Comme à Evian, Emmanuel Macron a redit la disponibilité de la France à oeuvrer, aux côtés d'autres pays comme la Grande-Bretagne, à la reprise de la circulation maritime dans le détroit d'Ormuz.

Très symboliquement et de façon inattendue, Donald Trump a signé cet accord avec l'Iran alors qu'il se trouvait au château de Versailles mercredi soir, où Emmanuel Macron l'avait convié pour un dîner dans la foulée du G7.

Le chef de l'Etat a rapporté que la décision du président américain d'y signer ce texte "s'est faite de manière assez spontanée".

Concernant le volet libanais du conflit, Emmanuel Macron a appelé le Premier ministre israélien Benjamin Netanyahu à "faire preuve d'esprit de responsabilité et de rationalité", jugeant que l'offensive contre le Hezbollah pro-iranien au Sud-Liban "est dans la durée contraire aux intérêts d'Israël".

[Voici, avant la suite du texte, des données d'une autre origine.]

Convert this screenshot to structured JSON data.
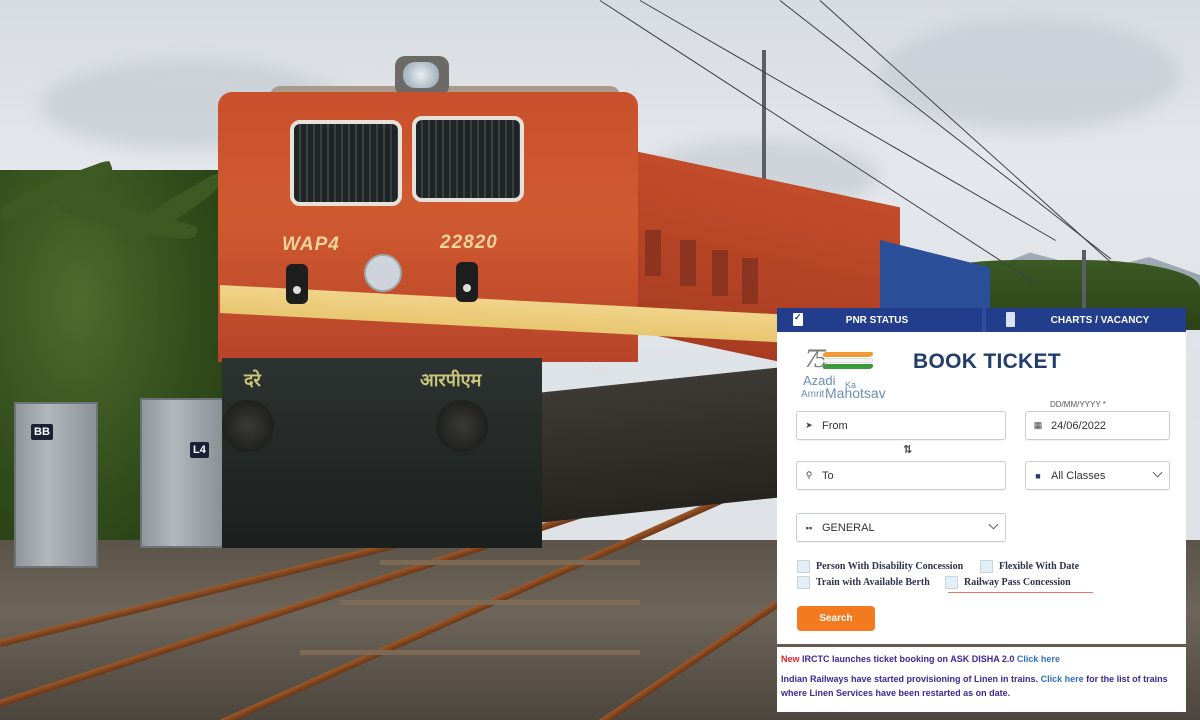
{
  "photo": {
    "locomotive_class": "WAP4",
    "locomotive_number": "22820",
    "hindi_left": "दरे",
    "hindi_center": "आरपीएम",
    "side_label": "CAB1",
    "cabinet_tags": [
      "BB",
      "L4"
    ]
  },
  "widget": {
    "tabs": [
      {
        "label": "PNR STATUS",
        "icon": "clipboard-check-icon"
      },
      {
        "label": "CHARTS / VACANCY",
        "icon": "document-icon"
      }
    ],
    "logo": {
      "number": "75",
      "line1": "Azadi",
      "ka": "Ka",
      "line2_a": "Amrit",
      "line2_b": "Mahotsav",
      "flag_colors": [
        "#f29a35",
        "#ffffff",
        "#3a9a3a"
      ]
    },
    "title": "BOOK TICKET",
    "date_label": "DD/MM/YYYY *",
    "from": {
      "placeholder": "From",
      "icon": "location-arrow-icon"
    },
    "to": {
      "placeholder": "To",
      "icon": "map-pin-icon"
    },
    "swap_glyph": "⇅",
    "date": {
      "value": "24/06/2022",
      "icon": "calendar-icon"
    },
    "class": {
      "value": "All Classes",
      "icon": "briefcase-icon"
    },
    "quota": {
      "value": "GENERAL",
      "icon": "grid-icon"
    },
    "checkboxes": [
      {
        "label": "Person With Disability Concession",
        "checked": false
      },
      {
        "label": "Flexible With Date",
        "checked": false
      },
      {
        "label": "Train with Available Berth",
        "checked": false
      },
      {
        "label": "Railway Pass Concession",
        "checked": false
      }
    ],
    "search_label": "Search",
    "news": {
      "badge": "New",
      "line1": "IRCTC launches ticket booking on ASK DISHA 2.0",
      "line1_link": "Click here",
      "line2_pre": "Indian Railways have started provisioning of Linen in trains.",
      "line2_link": "Click here",
      "line2_post": "for the list of trains where Linen Services have been restarted as on date."
    },
    "colors": {
      "tab_bg": "#213d8c",
      "title": "#213d6b",
      "search_button": "#f37a1f",
      "news_text": "#3a2a9a",
      "news_new": "#d8232a",
      "news_link": "#2f6fc2"
    }
  }
}
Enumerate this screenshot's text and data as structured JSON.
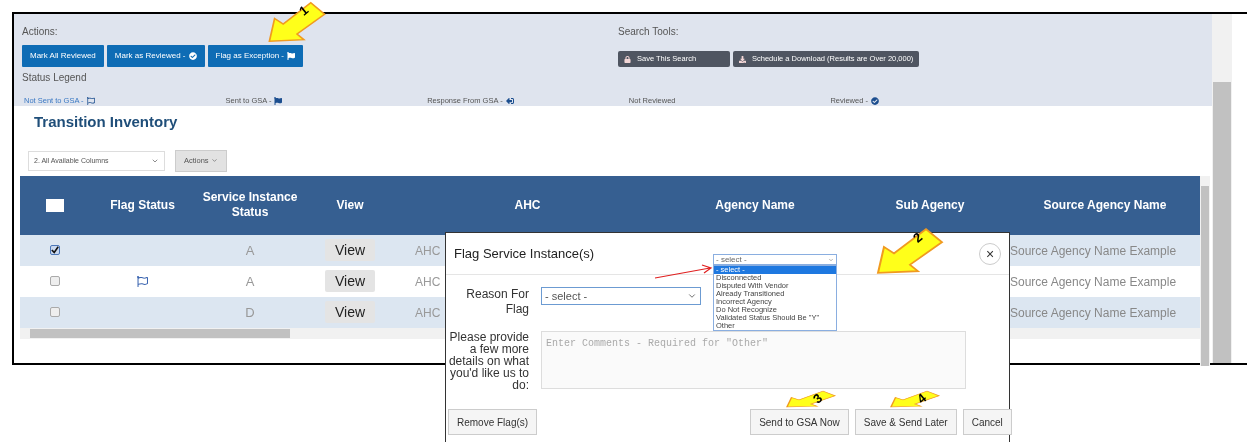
{
  "actions": {
    "label": "Actions:",
    "buttons": [
      {
        "label": "Mark All Reviewed",
        "kind": "text"
      },
      {
        "label": "Mark as Reviewed -",
        "kind": "reviewed"
      },
      {
        "label": "Flag as Exception -",
        "kind": "flag"
      }
    ]
  },
  "search_tools": {
    "label": "Search Tools:",
    "buttons": [
      {
        "label": "Save This Search",
        "kind": "lock"
      },
      {
        "label": "Schedule a Download (Results are Over 20,000)",
        "kind": "download"
      }
    ]
  },
  "status_legend": {
    "label": "Status Legend",
    "items": [
      {
        "label": "Not Sent to GSA -",
        "kind": "not-sent"
      },
      {
        "label": "Sent to GSA -",
        "kind": "sent"
      },
      {
        "label": "Response From GSA -",
        "kind": "response"
      },
      {
        "label": "Not Reviewed",
        "kind": "text"
      },
      {
        "label": "Reviewed -",
        "kind": "reviewed"
      }
    ]
  },
  "section_title": "Transition Inventory",
  "toolbar": {
    "column_set": "2. All Available Columns",
    "actions": "Actions"
  },
  "table": {
    "select_all_checked": false,
    "columns": [
      "Flag Status",
      "Service Instance Status",
      "View",
      "AHC",
      "Agency Name",
      "Sub Agency",
      "Source Agency Name"
    ],
    "rows": [
      {
        "checked": true,
        "flagged": false,
        "service_status": "A",
        "view": "View",
        "ahc": "AHC",
        "source_agency": "Source Agency Name Example"
      },
      {
        "checked": false,
        "flagged": true,
        "service_status": "A",
        "view": "View",
        "ahc": "AHC",
        "source_agency": "Source Agency Name Example"
      },
      {
        "checked": false,
        "flagged": false,
        "service_status": "D",
        "view": "View",
        "ahc": "AHC",
        "source_agency": "Source Agency Name Example"
      }
    ]
  },
  "dialog": {
    "title": "Flag Service Instance(s)",
    "close": "×",
    "reason_label": "Reason For Flag",
    "reason_value": "- select -",
    "dropdown": {
      "value": "- select -",
      "options": [
        {
          "label": "- select -",
          "selected": true
        },
        {
          "label": "Disconnected",
          "selected": false
        },
        {
          "label": "Disputed With Vendor",
          "selected": false
        },
        {
          "label": "Already Transitioned",
          "selected": false
        },
        {
          "label": "Incorrect Agency",
          "selected": false
        },
        {
          "label": "Do Not Recognize",
          "selected": false
        },
        {
          "label": "Validated Status Should Be \"Y\"",
          "selected": false
        },
        {
          "label": "Other",
          "selected": false
        }
      ]
    },
    "details_label": "Please provide a few more details on what you'd like us to do:",
    "details_placeholder": "Enter Comments - Required for \"Other\"",
    "buttons": [
      "Remove Flag(s)",
      "Send to GSA Now",
      "Save & Send Later",
      "Cancel"
    ]
  },
  "callouts": [
    "1",
    "2",
    "3",
    "4"
  ]
}
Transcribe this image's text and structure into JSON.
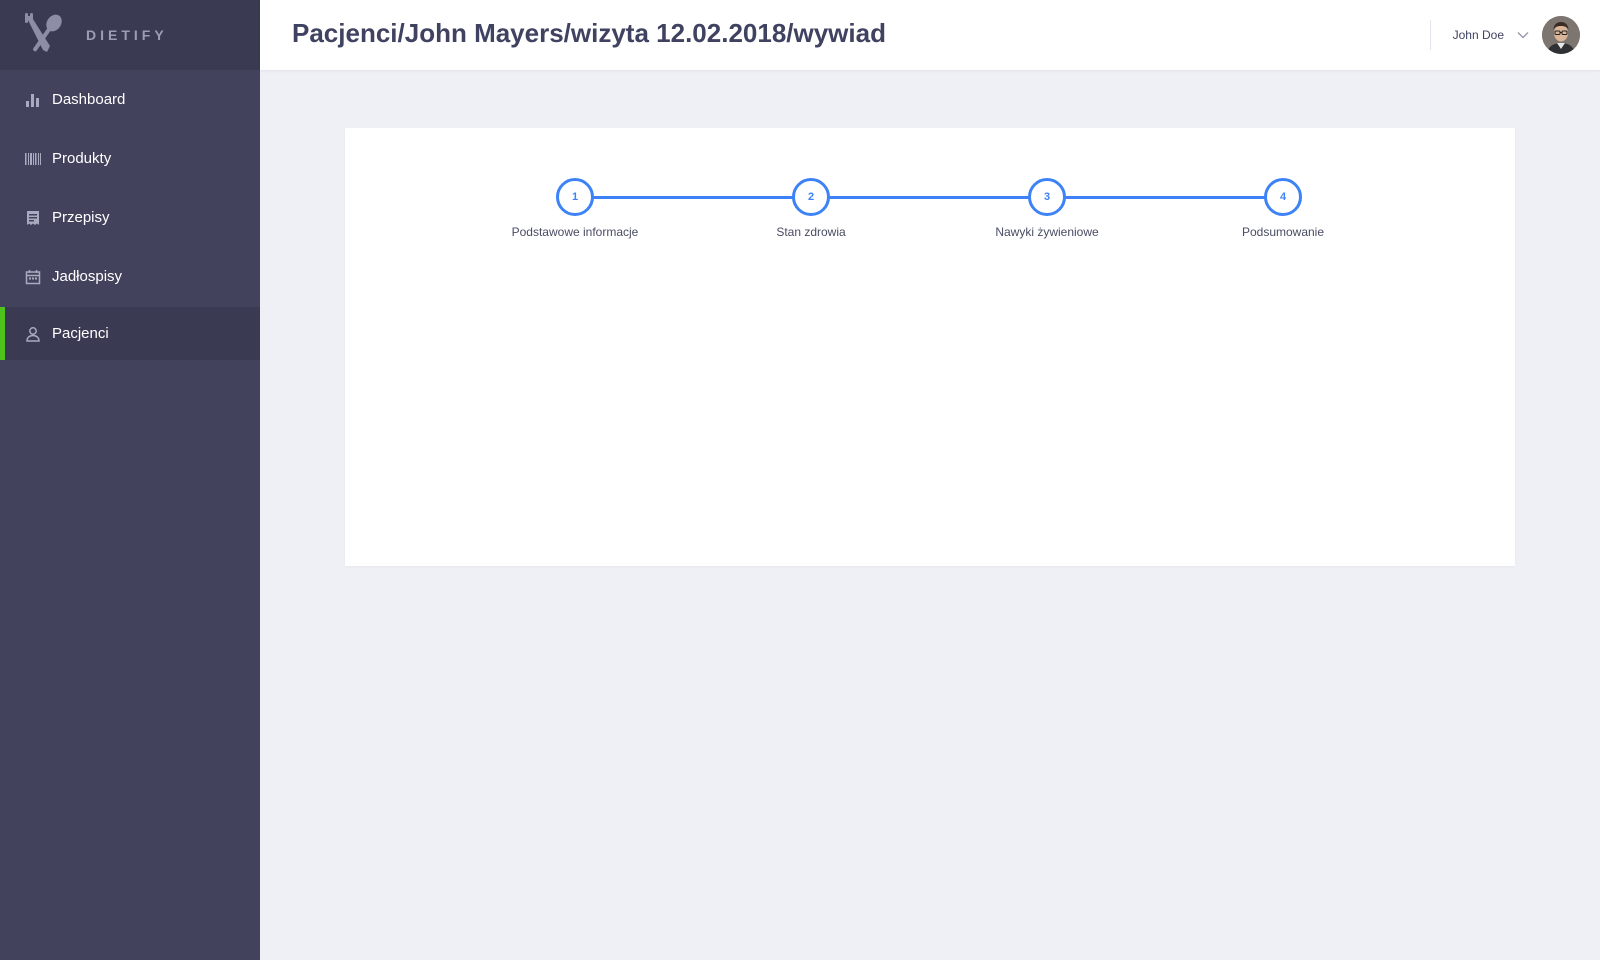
{
  "brand": {
    "name": "DIETIFY",
    "logo_icon": "spoon-knife-icon"
  },
  "sidebar": {
    "items": [
      {
        "label": "Dashboard",
        "icon": "bar-chart-icon",
        "active": false
      },
      {
        "label": "Produkty",
        "icon": "barcode-icon",
        "active": false
      },
      {
        "label": "Przepisy",
        "icon": "receipt-icon",
        "active": false
      },
      {
        "label": "Jadłospisy",
        "icon": "calendar-icon",
        "active": false
      },
      {
        "label": "Pacjenci",
        "icon": "user-icon",
        "active": true
      }
    ]
  },
  "header": {
    "breadcrumb": "Pacjenci/John Mayers/wizyta 12.02.2018/wywiad",
    "user_name": "John Doe"
  },
  "stepper": {
    "steps": [
      {
        "number": "1",
        "label": "Podstawowe informacje"
      },
      {
        "number": "2",
        "label": "Stan zdrowia"
      },
      {
        "number": "3",
        "label": "Nawyki żywieniowe"
      },
      {
        "number": "4",
        "label": "Podsumowanie"
      }
    ]
  },
  "colors": {
    "sidebar_bg": "#42425c",
    "sidebar_active_bg": "#3a3a53",
    "active_indicator": "#4fc31d",
    "accent": "#3d82f6",
    "page_bg": "#eff0f5"
  }
}
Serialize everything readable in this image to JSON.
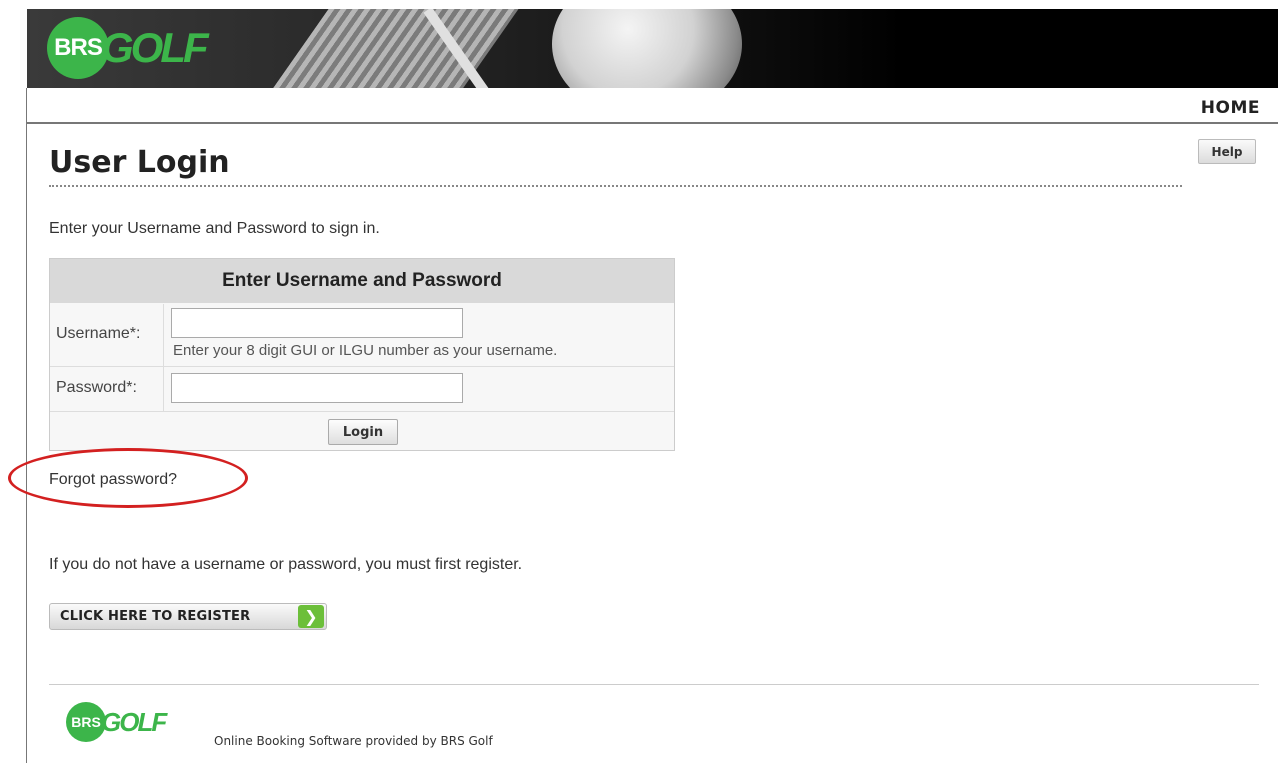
{
  "header": {
    "logo_circle_text": "BRS",
    "logo_word_text": "GOLF",
    "nav_home": "HOME"
  },
  "page": {
    "title": "User Login",
    "help_label": "Help",
    "intro": "Enter your Username and Password to sign in."
  },
  "login_form": {
    "heading": "Enter Username and Password",
    "username_label": "Username*:",
    "username_value": "",
    "username_hint": "Enter your 8 digit GUI or ILGU number as your username.",
    "password_label": "Password*:",
    "password_value": "",
    "login_button": "Login"
  },
  "links": {
    "forgot_password": "Forgot password?",
    "register_prompt": "If you do not have a username or password, you must first register.",
    "register_button": "CLICK HERE TO REGISTER"
  },
  "footer": {
    "logo_circle_text": "BRS",
    "logo_word_text": "GOLF",
    "credit": "Online Booking Software provided by BRS Golf"
  },
  "colors": {
    "brand_green": "#3cb54a",
    "annotation_red": "#d32020"
  }
}
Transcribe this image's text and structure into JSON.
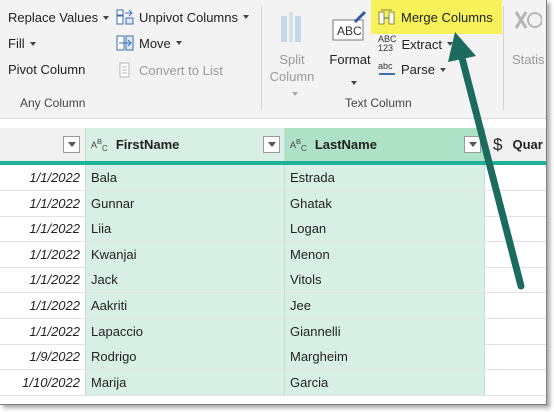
{
  "ribbon": {
    "replace_values": "Replace Values",
    "fill": "Fill",
    "pivot_column": "Pivot Column",
    "unpivot_columns": "Unpivot Columns",
    "move": "Move",
    "convert_to_list": "Convert to List",
    "any_column_label": "Any Column",
    "split_column_line1": "Split",
    "split_column_line2": "Column",
    "format": "Format",
    "merge_columns": "Merge Columns",
    "extract": "Extract",
    "parse": "Parse",
    "text_column_label": "Text Column",
    "statistics_partial": "Statis",
    "abc_123_glyph_top": "ABC",
    "abc_123_glyph_bottom": "123",
    "abc_parse_glyph": "abc",
    "format_glyph": "ABC"
  },
  "grid": {
    "columns": [
      {
        "name": "",
        "type_icon": ""
      },
      {
        "name": "FirstName",
        "type_icon_main": "A",
        "type_icon_sup": "B",
        "type_icon_sub": "C"
      },
      {
        "name": "LastName",
        "type_icon_main": "A",
        "type_icon_sup": "B",
        "type_icon_sub": "C"
      },
      {
        "name": "Quar",
        "type_icon": "$"
      }
    ],
    "rows": [
      {
        "date": "1/1/2022",
        "first": "Bala",
        "last": "Estrada"
      },
      {
        "date": "1/1/2022",
        "first": "Gunnar",
        "last": "Ghatak"
      },
      {
        "date": "1/1/2022",
        "first": "Liia",
        "last": "Logan"
      },
      {
        "date": "1/1/2022",
        "first": "Kwanjai",
        "last": "Menon"
      },
      {
        "date": "1/1/2022",
        "first": "Jack",
        "last": "Vitols"
      },
      {
        "date": "1/1/2022",
        "first": "Aakriti",
        "last": "Jee"
      },
      {
        "date": "1/1/2022",
        "first": "Lapaccio",
        "last": "Giannelli"
      },
      {
        "date": "1/9/2022",
        "first": "Rodrigo",
        "last": "Margheim"
      },
      {
        "date": "1/10/2022",
        "first": "Marija",
        "last": "Garcia"
      }
    ]
  },
  "colors": {
    "highlight": "#f7f25a",
    "arrow": "#1b6b5e",
    "selected_column": "#d7efe4",
    "header_underline": "#1fb29a"
  }
}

"Le Hezbollah est un risque pour Israël, c'est tout à fait vrai", mais la sécurité de l'Etat hébreu "ne peut pas être assurée par la conquête d'un territoire voisin", a-t-il dit, soulignant que la politique de M. Netanyahu, aussi bien au Liban qu'à Gaza et en Cisjordanie, "alimente le ressentiment, la violence de toutes les populations de la région".

Il a ajouté qu'il allait de nouveau chercher à mobiliser la communauté internationale pour "aider l'armée libanaise à reprendre le contrôle de son territoire".